For many years, Black and Hispanic youth have had higher obesity rates than White or Asian youth. How have those differences been changing over time?
That’s right. In 2016, 26 percent of Hispanic children had obesity, compared to 22 percent of Black children and 14 percent of White children. We find that obesity rates among white children have remained steady since 2002 and are no longer increasing. Black and Hispanic children, on the other hand, have not seen the same progress and their obesity rates are continuing to increase. As a result, the gaps in obesity rates have been increasing between groups. For what it’s worth, unfortunately our national data, the National Health and Nutrition Examination Survey, do not include a large enough sample for us to reliably analyze obesity among Asian children.
One pattern we noticed that was surprising was that a lot of this increasing gap between Black and Hispanic children on the one hand and White children on the other hand happens by the time children are age 5. After that point, all groups experience increases in obesity at about the same rate. This suggests that we need to be aiming more of our efforts to address obesity at younger children, and think about the food and activity environments they face in preschools, child care, and in their homes.

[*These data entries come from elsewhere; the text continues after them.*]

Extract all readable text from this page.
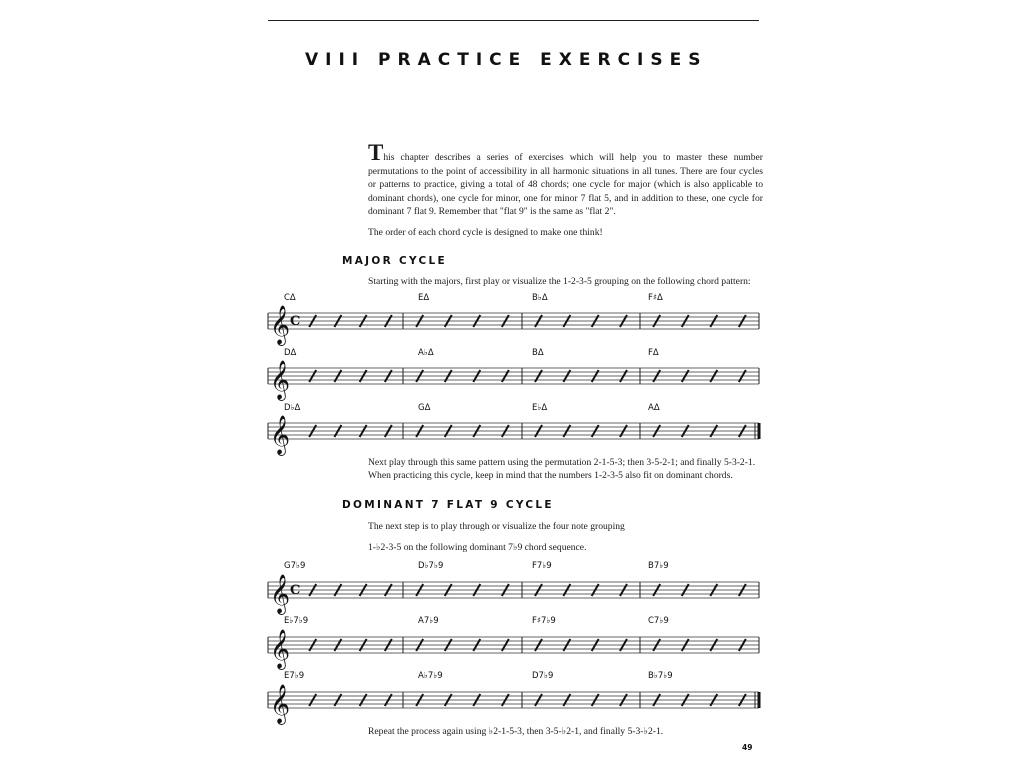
VIII PRACTICE EXERCISES
This chapter describes a series of exercises which will help you to master these number permutations to the point of accessibility in all harmonic situations in all tunes. There are four cycles or patterns to practice, giving a total of 48 chords; one cycle for major (which is also applicable to dominant chords), one cycle for minor, one for minor 7 flat 5, and in addition to these, one cycle for dominant 7 flat 9. Remember that "flat 9" is the same as "flat 2".
The order of each chord cycle is designed to make one think!
MAJOR CYCLE
Starting with the majors, first play or visualize the 1-2-3-5 grouping on the following chord pattern:
Next play through this same pattern using the permutation 2-1-5-3; then 3-5-2-1; and finally 5-3-2-1.
When practicing this cycle, keep in mind that the numbers 1-2-3-5 also fit on dominant chords.
DOMINANT 7 FLAT 9 CYCLE
The next step is to play through or visualize the four note grouping
1-♭2-3-5 on the following dominant 7♭9 chord sequence.
Repeat the process again using ♭2-1-5-3, then 3-5-♭2-1, and finally 5-3-♭2-1.
49
𝄞 C
CΔ	EΔ	B♭Δ	F♯Δ
𝄞
DΔ	A♭Δ	BΔ	FΔ
𝄞
D♭Δ	GΔ	E♭Δ	AΔ
𝄞 C
G7♭9	D♭7♭9	F7♭9	B7♭9
𝄞
E♭7♭9	A7♭9	F♯7♭9	C7♭9
𝄞
E7♭9	A♭7♭9	D7♭9	B♭7♭9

You also examined how rates differ between males and females. What did you see there?
The overall trends show that boys and girls have similar rates of obesity, and have experienced the same patterns of gains over time. In fact, we had to argue to keep the results by gender in the research, because reviewers did not think the results were interesting! We pushed back, saying that the lack of difference is itself an interesting finding!
How about how obesity rates change as children get older?

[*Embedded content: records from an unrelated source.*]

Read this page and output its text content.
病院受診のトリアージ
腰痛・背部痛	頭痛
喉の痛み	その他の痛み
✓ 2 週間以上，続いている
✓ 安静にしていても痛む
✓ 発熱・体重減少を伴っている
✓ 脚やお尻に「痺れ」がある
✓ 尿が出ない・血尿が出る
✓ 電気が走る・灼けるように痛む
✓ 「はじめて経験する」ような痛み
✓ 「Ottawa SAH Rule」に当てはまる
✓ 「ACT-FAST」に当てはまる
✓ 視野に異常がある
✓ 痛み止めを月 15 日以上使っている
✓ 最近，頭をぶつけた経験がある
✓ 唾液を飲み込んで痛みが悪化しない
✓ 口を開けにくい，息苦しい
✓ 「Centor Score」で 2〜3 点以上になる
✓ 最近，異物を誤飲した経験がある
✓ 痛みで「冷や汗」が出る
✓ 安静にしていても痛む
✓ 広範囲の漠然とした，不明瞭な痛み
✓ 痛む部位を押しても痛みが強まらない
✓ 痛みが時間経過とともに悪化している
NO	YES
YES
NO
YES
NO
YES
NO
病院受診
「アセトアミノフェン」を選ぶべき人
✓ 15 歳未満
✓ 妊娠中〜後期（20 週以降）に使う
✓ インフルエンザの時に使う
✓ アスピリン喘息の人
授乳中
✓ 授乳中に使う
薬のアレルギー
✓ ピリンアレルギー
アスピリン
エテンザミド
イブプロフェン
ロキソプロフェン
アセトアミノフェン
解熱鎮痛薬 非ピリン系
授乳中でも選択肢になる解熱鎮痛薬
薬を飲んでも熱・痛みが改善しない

We found some pretty striking patterns as children get older. In particular, we find that a birth cohort’s obesity rate increases steadily from age 2 through about age 10, but that it levels out after that, so that obesity rates stay steady from ages 10 through 18. Of course, this pattern may differ for individual children—that is, in their teenage years some kids hit a growth spurt and see their BMI fall while others see theirs increase. But overall, as a group, we find that kids who were born in a certain year have about the same obesity rates at ages 11, 14 and 17.
There are many people and organizations – nonprofits, foundations, policymakers, businesses, schools, and others – working to help children grow up at a healthy weight. How should they use your new research to inform their strategies?

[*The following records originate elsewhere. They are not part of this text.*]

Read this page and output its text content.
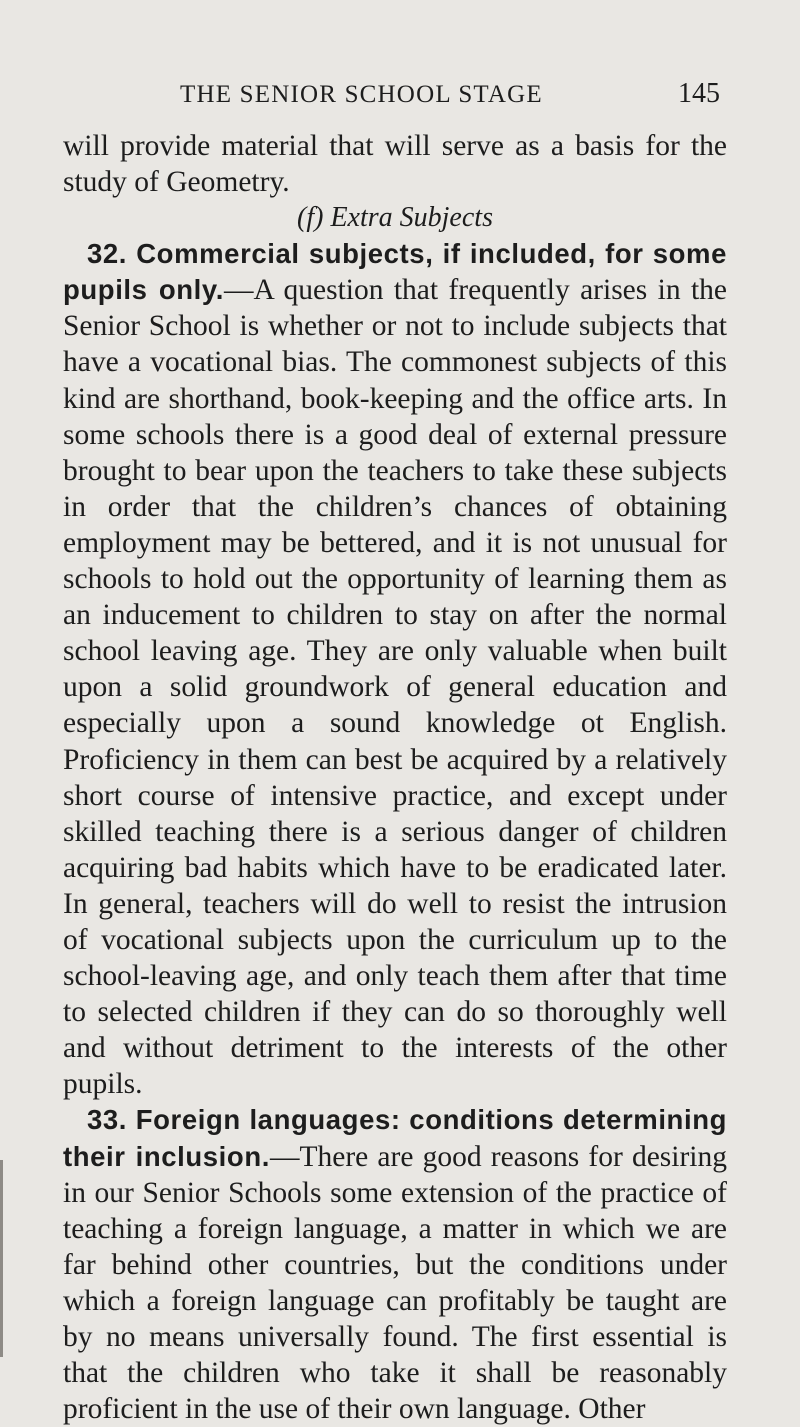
THE SENIOR SCHOOL STAGE	145

will provide material that will serve as a basis for the study of Geometry.

(f) Extra Subjects

32. Commercial subjects, if included, for some pupils only.—A question that frequently arises in the Senior School is whether or not to include subjects that have a vocational bias. The commonest subjects of this kind are shorthand, book-keeping and the office arts. In some schools there is a good deal of external pressure brought to bear upon the teachers to take these subjects in order that the children’s chances of obtaining employment may be bettered, and it is not unusual for schools to hold out the opportunity of learning them as an inducement to children to stay on after the normal school leaving age. They are only valuable when built upon a solid groundwork of general education and especially upon a sound knowledge ot English. Proficiency in them can best be acquired by a relatively short course of intensive practice, and except under skilled teaching there is a serious danger of children acquiring bad habits which have to be eradicated later. In general, teachers will do well to resist the intrusion of vocational subjects upon the curriculum up to the school-leaving age, and only teach them after that time to selected children if they can do so thoroughly well and without detriment to the interests of the other pupils.

33. Foreign languages: conditions determining their inclusion.—There are good reasons for desiring in our Senior Schools some extension of the practice of teaching a foreign language, a matter in which we are far behind other countries, but the conditions under which a foreign language can profitably be taught are by no means universally found. The first essential is that the children who take it shall be reasonably proficient in the use of their own language. Other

First, I’d want to point out that the slowing down of the rate of increase in obesity that started around 2003 is real progress, and is likely due to the efforts that these groups have put into helping children grow up at a healthy weight. It’s always difficult to prove this statistically beyond a doubt, but I’d say it is more likely than not that these efforts helped out. If the upward trend in obesity had not been slowed, today childhood obesity rates would be 10 percentage points higher than they actually are.
We probably want to direct additional resources at promoting healthy weights in younger children, especially in preschool years and extending through elementary school years.
But there is more work to be done, and I think we uncover a few important facts that should help inform this work going forward. We probably want to direct additional resources at promoting healthy weights in younger children, especially in preschool years and extending through elementary school years. I’d be quick to caution that we should not slow down our efforts at other ages, but instead we should think about new investments in younger children. Second, we need to keep working at finding successful strategies especially for Black and Hispanic children, where we have seen less progress.